L'atto di vendita di Caldedonio Di Giovanni dei terreni di Torrazza - E' il 15 settembre 2009. Via Roma, Marsala. Siedono, davanti ad Eugenio Galfano, notaio ed ex Sindaco della città, l'imprenditore marsalese Michele Licata e l'imprenditore di Monreale Calcedonio Di Giovanni. Quest'ultimo ha alle spalle diverse condanne, dalla bancarotta, all'emissione di assegni scoperti, e poi abusivismo edilizio, furto di energia elettrica, fino ad arrivare alla truffa ai danni dello stato e altri reati fiscali. Proprio qualche mese prima Di Giovanni patteggia una condanna per una truffa ai danni dello stato, di quelle che si fanno con la 488, per l’ottenimento di finanziamenti pubblici per il suo residence Kartibubbo, a Campobello. La sentenza del Tribunale di Marsala arriva proprio due mesi prima, il 16 luglio esattamente. Ma la cosa, là, in quello studio, non interessa.
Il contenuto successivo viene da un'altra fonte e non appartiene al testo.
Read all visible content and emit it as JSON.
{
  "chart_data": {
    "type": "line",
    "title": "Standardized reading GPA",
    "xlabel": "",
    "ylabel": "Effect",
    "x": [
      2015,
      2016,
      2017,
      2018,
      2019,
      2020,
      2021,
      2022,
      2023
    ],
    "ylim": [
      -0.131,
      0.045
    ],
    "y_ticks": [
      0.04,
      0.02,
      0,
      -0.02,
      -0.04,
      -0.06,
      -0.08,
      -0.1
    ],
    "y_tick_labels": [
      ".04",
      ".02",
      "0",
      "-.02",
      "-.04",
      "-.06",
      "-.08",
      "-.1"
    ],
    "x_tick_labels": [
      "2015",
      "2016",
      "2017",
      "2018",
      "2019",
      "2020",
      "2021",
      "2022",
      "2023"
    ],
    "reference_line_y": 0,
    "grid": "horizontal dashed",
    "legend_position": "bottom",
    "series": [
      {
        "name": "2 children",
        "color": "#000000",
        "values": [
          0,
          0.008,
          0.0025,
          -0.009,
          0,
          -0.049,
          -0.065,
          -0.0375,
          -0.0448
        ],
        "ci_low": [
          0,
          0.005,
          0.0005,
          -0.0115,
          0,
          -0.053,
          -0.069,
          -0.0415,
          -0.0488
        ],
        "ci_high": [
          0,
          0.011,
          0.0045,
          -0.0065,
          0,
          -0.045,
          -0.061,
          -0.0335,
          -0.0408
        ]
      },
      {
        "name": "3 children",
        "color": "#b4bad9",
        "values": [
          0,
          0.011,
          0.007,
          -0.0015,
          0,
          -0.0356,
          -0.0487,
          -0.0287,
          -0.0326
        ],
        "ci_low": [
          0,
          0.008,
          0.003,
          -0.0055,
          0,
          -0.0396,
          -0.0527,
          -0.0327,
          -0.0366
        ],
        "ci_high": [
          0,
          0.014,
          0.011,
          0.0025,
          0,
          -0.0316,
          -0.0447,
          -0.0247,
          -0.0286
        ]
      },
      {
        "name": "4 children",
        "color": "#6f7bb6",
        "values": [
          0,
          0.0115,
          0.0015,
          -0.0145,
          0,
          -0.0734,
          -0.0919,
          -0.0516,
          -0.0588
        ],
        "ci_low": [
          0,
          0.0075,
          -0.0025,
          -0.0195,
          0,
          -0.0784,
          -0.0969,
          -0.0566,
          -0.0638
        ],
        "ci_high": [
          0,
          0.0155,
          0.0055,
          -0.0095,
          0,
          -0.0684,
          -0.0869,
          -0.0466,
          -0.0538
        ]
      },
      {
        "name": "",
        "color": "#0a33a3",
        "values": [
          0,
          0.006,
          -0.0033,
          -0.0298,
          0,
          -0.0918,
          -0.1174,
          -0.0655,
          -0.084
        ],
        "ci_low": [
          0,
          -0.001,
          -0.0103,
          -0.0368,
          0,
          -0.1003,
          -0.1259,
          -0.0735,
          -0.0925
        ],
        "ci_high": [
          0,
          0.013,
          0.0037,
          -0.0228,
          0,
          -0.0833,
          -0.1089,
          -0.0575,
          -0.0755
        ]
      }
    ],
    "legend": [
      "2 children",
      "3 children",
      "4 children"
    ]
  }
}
C’è da concludere un affare. Mettere nero su bianco il passaggio di proprietà di terreni dalla società “Il Cormorano srl” di Di Giovanni alla Roof Garden di Michele Licata. Sono i terreni di Torrazza, a Petrosino. 17 ettari nell’area dei Margi, quelli definiti dall’Unione europea come Zona a protezione speciale. Appezzamenti di terreno che al catasto sono classificati come “verde agricolo” e “zona vincolata a verde di rispetto costiero”. Una vasta area che arriva fino alla spiaggia di Torrazza, anzi, metà dell’arenile ricade proprio nel maxi lotto che si sta vendendo. E lo si sta vendendo a peso d’oro, secondo i ben informati. L’affare ammonta a 490 mila euro, che vengono trasferiti in 10 tranche dalla Roof Garden di Licata alla Cormorano di Di Giovanni. 9 assegni non trasferibili da 50 mila euro e uno da 40 mila euro che vengono versati nel giro di un mese. Otto di questi assegni, da 50 mila euro ciascuno tra bancari e postali, vengono tutti emessi il giorno della stipula dell’atto di vendita. I terreni di Torrazza erano di proprietà della Cormorano di Di Giovanni dal gennaio del 1989, quando le sono stati trasferiti da un’altra società: la Beton Sud Nord E.E.S.. Di chi è? Sempre riconducibile a Calcedonio Di Giovanni, e sempre nella lista dei beni sequestrati all’imprenditore di Monreale.